CareTrust REIT, Inc. (Nasdaq: CTRE) continues to snap up skilled nursing facilities previously operated by Kindred Healthcare, Inc. (NYSE: KND), announcing on Tuesday the acquisition of 13 properties in Washington, Texas and Idaho.
The deal includes all seven former Kindred SNFs in Idaho, which are now operated by the Eagle, Idaho-based provider Cascadia Healthcare, LLC, as SNN initially reported last month.
CareTrust also picked up three of Kindred’s properties in Washington state, which will be operated by affiliates of Five Oaks Healthcare, LLC, and the REIT confirmed that a three-SNF deal in Texas announced last month consisted of former Kindred properties. Those Lone Star State SNFs are now operated by affiliates of Priority Management Group, LLC.
San Clemente, Calif.-based CareTrust additionally announced a separate pickup of three senior housing communities in Virginia; combined with the Idaho and Washington deals, CareTrust shelled out a total of $95.8 million, and expects to generate $8.6 million in additional cash rent.
The Texas acquisition set CareTrust back $20.2 million, with predicted rent cashflow of $1.9 million annually.
CareTrust has become the fourth major player in Kindred’s already complex exit from the skilled nursing space: As part of a $700 million deal announced in June, Kindred is currently in the process of selling 87 SNFs to BM Eagle Holdings, a joint venture operated by affiliates of the New York City-based alternative asset management firm BlueMountain Capital Management.

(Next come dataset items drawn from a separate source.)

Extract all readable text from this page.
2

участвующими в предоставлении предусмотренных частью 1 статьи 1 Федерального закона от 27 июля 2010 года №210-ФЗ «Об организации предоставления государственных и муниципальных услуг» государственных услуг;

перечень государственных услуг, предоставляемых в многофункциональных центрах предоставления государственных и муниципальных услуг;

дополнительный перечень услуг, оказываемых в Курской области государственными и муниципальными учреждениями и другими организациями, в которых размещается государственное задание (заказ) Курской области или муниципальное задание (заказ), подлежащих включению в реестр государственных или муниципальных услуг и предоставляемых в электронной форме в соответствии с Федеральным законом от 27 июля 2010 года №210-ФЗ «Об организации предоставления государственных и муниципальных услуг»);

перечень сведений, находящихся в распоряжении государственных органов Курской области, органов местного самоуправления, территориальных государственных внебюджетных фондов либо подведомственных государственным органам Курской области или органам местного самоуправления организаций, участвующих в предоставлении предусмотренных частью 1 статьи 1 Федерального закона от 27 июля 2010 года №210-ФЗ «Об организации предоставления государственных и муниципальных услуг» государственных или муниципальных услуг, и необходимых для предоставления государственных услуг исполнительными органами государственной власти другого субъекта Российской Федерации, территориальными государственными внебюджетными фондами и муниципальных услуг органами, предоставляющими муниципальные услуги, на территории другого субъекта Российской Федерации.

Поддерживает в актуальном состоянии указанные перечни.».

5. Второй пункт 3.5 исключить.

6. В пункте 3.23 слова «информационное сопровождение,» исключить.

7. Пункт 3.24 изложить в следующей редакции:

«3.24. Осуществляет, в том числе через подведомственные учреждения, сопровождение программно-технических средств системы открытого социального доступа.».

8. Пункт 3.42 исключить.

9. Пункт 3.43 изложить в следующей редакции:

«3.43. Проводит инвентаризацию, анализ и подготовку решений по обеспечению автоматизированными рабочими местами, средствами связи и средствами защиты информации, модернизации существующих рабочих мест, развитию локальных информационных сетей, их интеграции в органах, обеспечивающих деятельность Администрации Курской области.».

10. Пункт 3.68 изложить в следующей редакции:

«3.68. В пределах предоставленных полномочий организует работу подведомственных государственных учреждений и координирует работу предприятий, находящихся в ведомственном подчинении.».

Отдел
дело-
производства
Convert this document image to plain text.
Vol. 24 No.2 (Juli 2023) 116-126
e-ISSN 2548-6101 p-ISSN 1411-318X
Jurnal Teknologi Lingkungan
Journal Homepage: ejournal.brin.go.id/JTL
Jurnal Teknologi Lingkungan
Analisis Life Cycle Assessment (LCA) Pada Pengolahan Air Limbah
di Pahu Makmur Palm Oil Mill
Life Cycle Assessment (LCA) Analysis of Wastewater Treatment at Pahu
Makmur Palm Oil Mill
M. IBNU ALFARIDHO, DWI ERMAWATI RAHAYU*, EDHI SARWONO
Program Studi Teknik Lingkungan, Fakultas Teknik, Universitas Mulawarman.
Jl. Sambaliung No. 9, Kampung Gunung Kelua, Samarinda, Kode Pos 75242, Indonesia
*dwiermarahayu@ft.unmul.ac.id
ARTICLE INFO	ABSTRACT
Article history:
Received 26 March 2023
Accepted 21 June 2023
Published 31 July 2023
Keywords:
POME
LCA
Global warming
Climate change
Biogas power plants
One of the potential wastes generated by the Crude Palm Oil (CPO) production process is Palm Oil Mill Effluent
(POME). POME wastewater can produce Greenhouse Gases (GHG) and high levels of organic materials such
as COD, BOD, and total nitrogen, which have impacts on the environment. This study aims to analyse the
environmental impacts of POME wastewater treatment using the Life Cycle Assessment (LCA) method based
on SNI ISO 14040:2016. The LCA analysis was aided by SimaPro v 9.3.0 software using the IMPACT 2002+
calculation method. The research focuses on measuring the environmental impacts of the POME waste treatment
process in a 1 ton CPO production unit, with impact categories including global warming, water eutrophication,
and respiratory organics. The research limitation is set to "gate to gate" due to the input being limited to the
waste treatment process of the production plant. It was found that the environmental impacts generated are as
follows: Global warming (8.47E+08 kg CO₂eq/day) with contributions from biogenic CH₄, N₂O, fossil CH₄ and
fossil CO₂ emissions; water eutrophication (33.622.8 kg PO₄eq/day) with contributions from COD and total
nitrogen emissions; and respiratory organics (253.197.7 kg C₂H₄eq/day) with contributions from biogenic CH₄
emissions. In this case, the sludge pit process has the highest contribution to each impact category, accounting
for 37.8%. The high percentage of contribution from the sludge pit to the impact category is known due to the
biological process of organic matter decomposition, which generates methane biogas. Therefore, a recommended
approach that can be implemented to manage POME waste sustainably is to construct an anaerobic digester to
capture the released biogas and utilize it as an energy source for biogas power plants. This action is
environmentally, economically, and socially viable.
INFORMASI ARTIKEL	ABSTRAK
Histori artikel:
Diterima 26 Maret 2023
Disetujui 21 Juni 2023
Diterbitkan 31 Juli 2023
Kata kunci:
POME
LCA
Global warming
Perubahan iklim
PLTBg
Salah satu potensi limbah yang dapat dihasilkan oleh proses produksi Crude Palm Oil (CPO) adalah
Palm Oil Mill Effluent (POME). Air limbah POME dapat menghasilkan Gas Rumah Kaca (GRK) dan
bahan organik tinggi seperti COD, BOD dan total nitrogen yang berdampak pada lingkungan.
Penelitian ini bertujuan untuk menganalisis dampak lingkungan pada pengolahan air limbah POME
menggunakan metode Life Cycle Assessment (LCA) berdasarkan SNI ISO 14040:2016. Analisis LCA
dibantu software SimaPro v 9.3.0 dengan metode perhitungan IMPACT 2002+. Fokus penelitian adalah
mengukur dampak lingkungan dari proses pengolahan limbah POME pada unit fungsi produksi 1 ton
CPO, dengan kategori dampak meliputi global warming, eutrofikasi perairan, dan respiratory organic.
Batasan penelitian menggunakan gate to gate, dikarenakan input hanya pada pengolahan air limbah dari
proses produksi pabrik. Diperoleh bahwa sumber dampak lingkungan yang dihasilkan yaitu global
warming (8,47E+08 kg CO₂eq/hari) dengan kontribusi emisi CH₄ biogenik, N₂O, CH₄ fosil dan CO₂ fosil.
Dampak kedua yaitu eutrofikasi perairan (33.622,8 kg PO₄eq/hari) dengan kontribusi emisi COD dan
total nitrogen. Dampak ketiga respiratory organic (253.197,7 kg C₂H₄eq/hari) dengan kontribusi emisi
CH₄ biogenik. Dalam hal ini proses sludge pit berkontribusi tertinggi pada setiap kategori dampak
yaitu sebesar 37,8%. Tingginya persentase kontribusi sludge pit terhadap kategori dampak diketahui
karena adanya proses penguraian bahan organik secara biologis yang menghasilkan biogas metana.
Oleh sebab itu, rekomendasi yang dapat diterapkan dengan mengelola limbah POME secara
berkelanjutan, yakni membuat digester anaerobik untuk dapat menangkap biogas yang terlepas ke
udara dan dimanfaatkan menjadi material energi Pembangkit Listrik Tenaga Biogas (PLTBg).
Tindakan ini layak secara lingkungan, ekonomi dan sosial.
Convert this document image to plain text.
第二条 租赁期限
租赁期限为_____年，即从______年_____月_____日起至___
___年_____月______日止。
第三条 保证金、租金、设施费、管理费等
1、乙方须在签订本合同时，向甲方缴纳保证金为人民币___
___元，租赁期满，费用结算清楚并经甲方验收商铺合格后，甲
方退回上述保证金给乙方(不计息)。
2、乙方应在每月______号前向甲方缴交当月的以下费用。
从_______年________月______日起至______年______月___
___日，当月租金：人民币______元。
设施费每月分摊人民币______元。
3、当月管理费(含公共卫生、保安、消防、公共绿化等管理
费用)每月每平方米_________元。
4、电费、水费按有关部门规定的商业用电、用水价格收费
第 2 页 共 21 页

In addition, the Chicago-based REIT Ventas, Inc. (NYSE: VTR) owns 36 of the facilities involved in the transaction, and is set to receive a total of $700 million from Kindred as BM Eagle buys the properties; Kindred expects to achieve an estimated $210 million in value from cash benefits associated with net operating losses and reduced capital requirements through 2018.
But now it appears that BM Eagle is actively flipping properties to CareTrust even before the original megadeal is complete: Kindred on Monday announced that it had offloaded 66 of the 87 SNFs thus far, with the remaining transactions expected to close by the end of the year.
“We are pleased to have had the chance to prove our value as a trusted partner in this complex, multi-state, multi-party series of transactions,” CareTrust director of investments Mark Lamb said in a statement announcing the 13 SNF acquisitions.
Steve LaForte, Cascadia’s director of acquisitions and finance, told SNN last month that the Kindred properties represented a long-term play for both his company and CareTrust, pointing to their strong cashflow and solid physical plants.
“The Kindred portfolio works,” LaForte said at the time. “The Kindred buildings worked out to be very accretive to our bottom line.”